Deparei-me então com Clarice Lispector:
"A Perfeição
O que me tranqüiliza
é que tudo o que existe,
existe com uma precisão absoluta.
O que for do tamanho de uma cabeça de alfinete
não transborda nem uma fração de milímetro
além do tamanho de uma cabeça de alfinete.
Tudo o que existe é de uma grande exatidão.
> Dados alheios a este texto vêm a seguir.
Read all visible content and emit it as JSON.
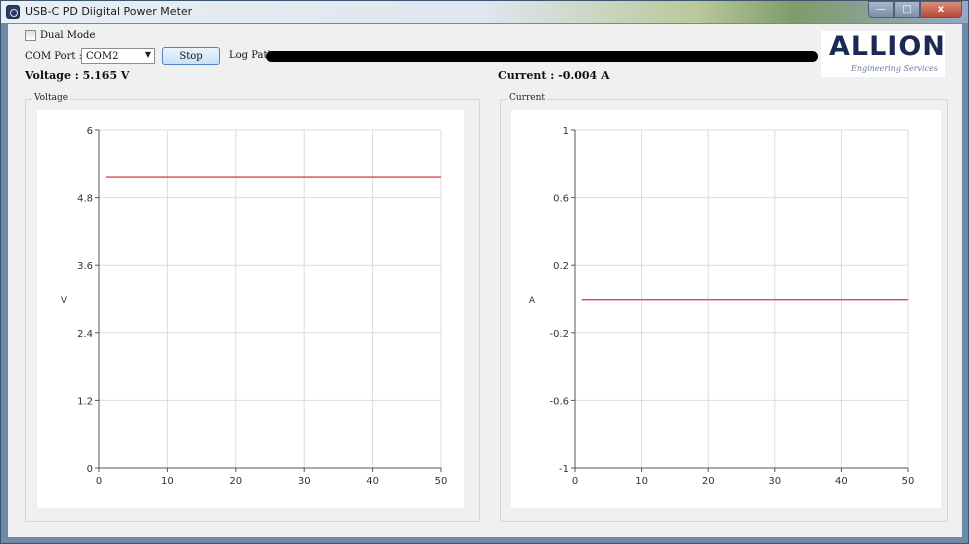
{
  "window": {
    "title": "USB-C PD Diigital Power Meter",
    "caption_buttons": {
      "minimize": "—",
      "maximize": "□",
      "close": "x"
    }
  },
  "controls": {
    "dual_mode_label": "Dual Mode",
    "dual_mode_checked": false,
    "com_port_label": "COM Port :",
    "com_port_value": "COM2",
    "stop_label": "Stop",
    "log_path_label": "Log Path"
  },
  "logo": {
    "name": "ALLION",
    "tagline": "Engineering Services"
  },
  "readings": {
    "voltage": "Voltage : 5.165 V",
    "current": "Current : -0.004 A"
  },
  "colors": {
    "series": "#e8414b",
    "grid": "#dcdcdc",
    "axis": "#555555"
  },
  "chart_data": [
    {
      "type": "line",
      "title": "Voltage",
      "xlabel": "",
      "ylabel": "V",
      "xlim": [
        0,
        50
      ],
      "ylim": [
        0,
        6
      ],
      "x_ticks": [
        0,
        10,
        20,
        30,
        40,
        50
      ],
      "y_ticks": [
        0,
        1.2,
        2.4,
        3.6,
        4.8,
        6
      ],
      "y_tick_labels": [
        "0",
        "1.2",
        "2.4",
        "3.6",
        "4.8",
        "6"
      ],
      "grid": true,
      "series": [
        {
          "x": [
            1,
            50
          ],
          "y": [
            5.165,
            5.165
          ]
        }
      ]
    },
    {
      "type": "line",
      "title": "Current",
      "xlabel": "",
      "ylabel": "A",
      "xlim": [
        0,
        50
      ],
      "ylim": [
        -1,
        1
      ],
      "x_ticks": [
        0,
        10,
        20,
        30,
        40,
        50
      ],
      "y_ticks": [
        -1,
        -0.6,
        -0.2,
        0.2,
        0.6,
        1
      ],
      "y_tick_labels": [
        "-1",
        "-0.6",
        "-0.2",
        "0.2",
        "0.6",
        "1"
      ],
      "grid": true,
      "series": [
        {
          "x": [
            1,
            50
          ],
          "y": [
            -0.004,
            -0.004
          ]
        }
      ]
    }
  ]
}
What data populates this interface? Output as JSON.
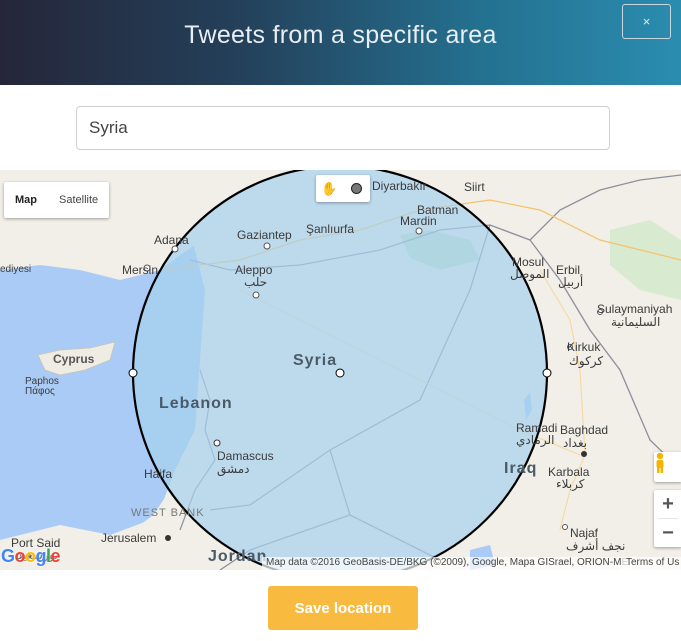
{
  "header": {
    "title": "Tweets from a specific area",
    "close_label": "×"
  },
  "search": {
    "value": "Syria"
  },
  "map": {
    "map_type": [
      "Map",
      "Satellite"
    ],
    "draw_tools": [
      "hand-icon",
      "circle-icon"
    ],
    "zoom_in": "+",
    "zoom_out": "−",
    "google_logo": "Google",
    "attribution": "Map data ©2016 GeoBasis-DE/BKG (©2009), Google, Mapa GISrael, ORION-ME",
    "terms": "Terms of Us",
    "labels": {
      "diyarbakir": "Diyarbakır",
      "siirt": "Siirt",
      "batman": "Batman",
      "mardin": "Mardin",
      "adana": "Adana",
      "gaziantep": "Gaziantep",
      "sanliurfa": "Şanlıurfa",
      "mersin": "Mersin",
      "ediyesi": "ediyesi",
      "aleppo": "Aleppo",
      "aleppo_ar": "حلب",
      "mosul": "Mosul",
      "mosul_ar": "الموصل",
      "erbil": "Erbil",
      "erbil_ar": "أربيل",
      "sulaymaniyah": "Sulaymaniyah",
      "sulaymaniyah_ar": "السليمانية",
      "cyprus": "Cyprus",
      "paphos": "Paphos",
      "paphos_gr": "Πάφος",
      "syria": "Syria",
      "kirkuk": "Kirkuk",
      "kirkuk_ar": "كركوك",
      "lebanon": "Lebanon",
      "ramadi": "Ramadi",
      "ramadi_ar": "الرمادي",
      "baghdad": "Baghdad",
      "baghdad_ar": "بغداد",
      "damascus": "Damascus",
      "damascus_ar": "دمشق",
      "haifa": "Haifa",
      "iraq": "Iraq",
      "karbala": "Karbala",
      "karbala_ar": "كربلاء",
      "west_bank": "WEST BANK",
      "port_said": "Port Said",
      "port_said_ar": "بورسعيد",
      "jerusalem": "Jerusalem",
      "najaf": "Najaf",
      "najaf_ar": "نجف أشرف",
      "jordan": "Jordan"
    },
    "colors": {
      "land": "#f1efe7",
      "sea": "#a9cbf6",
      "circle_fill": "#a6d1ee",
      "circle_stroke": "#000000",
      "park": "#c6e3c2"
    }
  },
  "footer": {
    "save_label": "Save location"
  }
}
Pena é que a maior parte do que existe
com essa exatidão
nos é tecnicamente invisível.
O bom é que a verdade chega a nós
como um sentido secreto das coisas.
Nós terminamos adivinhando, confusos,
a perfeição."
A verdade chega a nós como um sentido secreto das coisas. Olhar para a cidade e perceber a exatidão da existência de tudo. Se somos simplesmente tomados pelo burburinho de todos os dias, indo e vindo, como havemos de enxergar a perfeição (ou, sobre como as coisas são - porque são exatamente o que devem ser)? Somente em suspensão podemos olhar-receber o sentido secreto das coisas. Suspenda esse modus vivendi de olhar e não ver. Suspenda achar que é natural. Suspenda seu modus operandi diário. Não, nada é óbvio, não é lógico, ninguém pensa exatamente como você, e sim, vc é um elemento microscópico em meio a imensidão da realidade.
***
E assim, é preciso dividir nossa existência. É preciso ocupar nossa vida com o dia-a-dia para que o estrangeirismo não nos enlouqueça.
Infelizmente, para alguns, ele nos segue, estejamos onde estivermos, a sensação de estranhar é o Sancho Pança da nossa loucura.
Mas, que assim o seja: antes o enlouquecimento da suspensão que a dissolução do desapercebimento.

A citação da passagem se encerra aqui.